UCSF

The extracellular matrix (ECM) is a network of extracellular macromolecules that is present in both cartilage and intervertebral disc tissues. Osteoarthritis (OA) is a debilitating disease causing pain and stiffness in approximately 14% of adults. Intervertebral disc degeneration (IVDD) is the leading cause of pain and disability in adults in the United States. Despite the high prevalence of OA and IVDD worldwide, diagnosis in the early stages of symptomatic disease is elusive in clinical practice. Certain quantitative MRI methods including T1rho and T2 relaxation time mapping are sensitive to biochemical changes in the ECM, and thus may be valuable for early diagnosis of OA and IVDD. The purpose of this dissertation is to develop a methodology for the quantification of T1rho and T2 magnetic resonance relaxation times in the intervertebral disc and knee cartilage, and characterize the spatial distribution of T1rho and T2 in the extracellular matrix in IVDD and OA.

This study evaluated the impact of signal to noise ratio and T2 fitting algorithms on the T2 quantification. Simulations were performed determine the minimum signal to noise ratio that can be used to distinguish healthy cartilage from degenerative cartilage. In addition, the mean and spatial distribution of cartilage T2 in subjects with and without OA was evaluated. The mean T2 values and their entropy were greater in OA patients than in controls, indicating that the T2 values in osteoarthritic cartilage are not only elevated, but also more heterogeneous than those in healthy cartilage. In addition, the entropy of cartilage T2 at baseline was associated with an increase in pain scores over two years.

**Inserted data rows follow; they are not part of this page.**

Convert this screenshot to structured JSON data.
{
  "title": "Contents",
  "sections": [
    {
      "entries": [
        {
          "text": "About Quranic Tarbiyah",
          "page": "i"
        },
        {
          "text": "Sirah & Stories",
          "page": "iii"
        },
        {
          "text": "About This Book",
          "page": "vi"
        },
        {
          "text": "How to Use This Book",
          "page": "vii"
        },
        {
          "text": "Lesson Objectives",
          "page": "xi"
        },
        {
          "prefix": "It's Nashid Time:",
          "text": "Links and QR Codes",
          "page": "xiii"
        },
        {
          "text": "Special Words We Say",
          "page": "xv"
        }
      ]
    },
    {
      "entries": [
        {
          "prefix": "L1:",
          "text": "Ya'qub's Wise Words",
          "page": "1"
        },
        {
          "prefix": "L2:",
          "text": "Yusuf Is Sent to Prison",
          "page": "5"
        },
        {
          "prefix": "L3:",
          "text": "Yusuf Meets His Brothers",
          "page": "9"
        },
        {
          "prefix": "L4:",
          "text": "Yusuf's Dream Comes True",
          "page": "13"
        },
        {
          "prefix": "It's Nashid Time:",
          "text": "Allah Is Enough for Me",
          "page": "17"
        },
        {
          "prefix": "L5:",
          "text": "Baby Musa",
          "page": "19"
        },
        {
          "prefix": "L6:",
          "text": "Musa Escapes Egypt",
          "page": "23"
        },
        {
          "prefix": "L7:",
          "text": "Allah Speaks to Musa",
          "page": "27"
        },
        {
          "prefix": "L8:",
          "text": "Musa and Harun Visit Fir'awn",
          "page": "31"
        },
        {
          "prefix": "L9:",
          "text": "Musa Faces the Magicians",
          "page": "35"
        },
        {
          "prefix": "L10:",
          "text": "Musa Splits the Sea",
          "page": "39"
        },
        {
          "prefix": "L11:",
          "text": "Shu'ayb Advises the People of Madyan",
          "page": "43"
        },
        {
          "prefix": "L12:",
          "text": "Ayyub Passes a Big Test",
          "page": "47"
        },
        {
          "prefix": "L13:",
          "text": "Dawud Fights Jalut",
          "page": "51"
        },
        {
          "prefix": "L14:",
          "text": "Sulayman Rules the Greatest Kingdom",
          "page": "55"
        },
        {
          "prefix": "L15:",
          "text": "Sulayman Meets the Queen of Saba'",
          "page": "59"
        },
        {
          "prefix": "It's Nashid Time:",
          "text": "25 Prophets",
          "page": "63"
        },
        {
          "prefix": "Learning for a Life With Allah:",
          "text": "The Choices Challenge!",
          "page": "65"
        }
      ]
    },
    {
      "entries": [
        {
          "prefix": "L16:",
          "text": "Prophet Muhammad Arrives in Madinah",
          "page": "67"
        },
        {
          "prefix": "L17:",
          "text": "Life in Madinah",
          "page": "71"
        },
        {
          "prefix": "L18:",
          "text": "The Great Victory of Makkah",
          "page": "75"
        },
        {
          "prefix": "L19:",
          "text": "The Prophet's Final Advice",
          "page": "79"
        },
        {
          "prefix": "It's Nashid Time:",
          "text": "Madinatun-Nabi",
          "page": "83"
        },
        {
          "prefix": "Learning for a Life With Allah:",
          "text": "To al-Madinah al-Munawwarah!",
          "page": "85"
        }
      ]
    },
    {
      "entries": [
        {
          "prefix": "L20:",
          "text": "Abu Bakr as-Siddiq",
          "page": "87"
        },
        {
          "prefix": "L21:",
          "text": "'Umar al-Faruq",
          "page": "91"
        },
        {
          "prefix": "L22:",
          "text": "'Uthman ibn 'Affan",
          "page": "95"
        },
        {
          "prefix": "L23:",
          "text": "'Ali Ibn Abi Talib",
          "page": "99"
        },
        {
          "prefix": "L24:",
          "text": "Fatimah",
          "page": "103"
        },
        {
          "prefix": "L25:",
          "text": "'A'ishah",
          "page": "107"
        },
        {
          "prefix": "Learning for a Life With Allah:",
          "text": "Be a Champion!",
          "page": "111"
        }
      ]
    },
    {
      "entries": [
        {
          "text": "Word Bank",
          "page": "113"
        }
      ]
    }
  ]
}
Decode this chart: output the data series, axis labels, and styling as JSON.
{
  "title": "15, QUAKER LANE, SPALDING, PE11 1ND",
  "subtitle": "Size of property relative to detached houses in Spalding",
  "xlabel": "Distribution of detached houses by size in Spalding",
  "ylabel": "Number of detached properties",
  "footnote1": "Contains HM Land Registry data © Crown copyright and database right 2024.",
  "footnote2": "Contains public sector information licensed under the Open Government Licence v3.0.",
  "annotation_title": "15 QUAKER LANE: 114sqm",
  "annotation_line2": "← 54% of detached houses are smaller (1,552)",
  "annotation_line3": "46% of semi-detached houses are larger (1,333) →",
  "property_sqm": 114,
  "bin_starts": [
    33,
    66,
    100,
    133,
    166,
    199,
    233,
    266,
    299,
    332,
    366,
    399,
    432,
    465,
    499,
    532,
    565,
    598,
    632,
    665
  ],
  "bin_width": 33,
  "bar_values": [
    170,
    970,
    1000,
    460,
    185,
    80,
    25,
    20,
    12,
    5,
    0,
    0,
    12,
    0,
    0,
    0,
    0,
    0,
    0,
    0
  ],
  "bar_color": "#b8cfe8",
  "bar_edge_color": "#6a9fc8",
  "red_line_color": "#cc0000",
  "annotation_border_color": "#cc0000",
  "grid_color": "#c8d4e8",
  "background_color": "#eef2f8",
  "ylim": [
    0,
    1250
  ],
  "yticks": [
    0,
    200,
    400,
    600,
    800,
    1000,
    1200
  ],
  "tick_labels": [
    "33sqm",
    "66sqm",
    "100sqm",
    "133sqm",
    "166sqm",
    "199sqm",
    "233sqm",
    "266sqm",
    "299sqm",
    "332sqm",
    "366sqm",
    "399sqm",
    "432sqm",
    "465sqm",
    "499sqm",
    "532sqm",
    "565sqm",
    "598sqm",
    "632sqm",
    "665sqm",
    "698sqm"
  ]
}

MRI T1rho relaxation time was investigated in subjects with IVDD. The results demonstrated positive correlations between T1rho and pain scores and negative correlations between T1rho and degenerative grade. This study suggests that T1rho may be sensitive to early degenerative changes and clinical symptoms in IVDD.

The results of this project suggest that quantifying the spatial distribution of MRI relaxation times improves the clinical assessment of OA and IVDD, by providing a non-invasive evaluation of biochemical composition in cartilage and intervertebral disc tissues.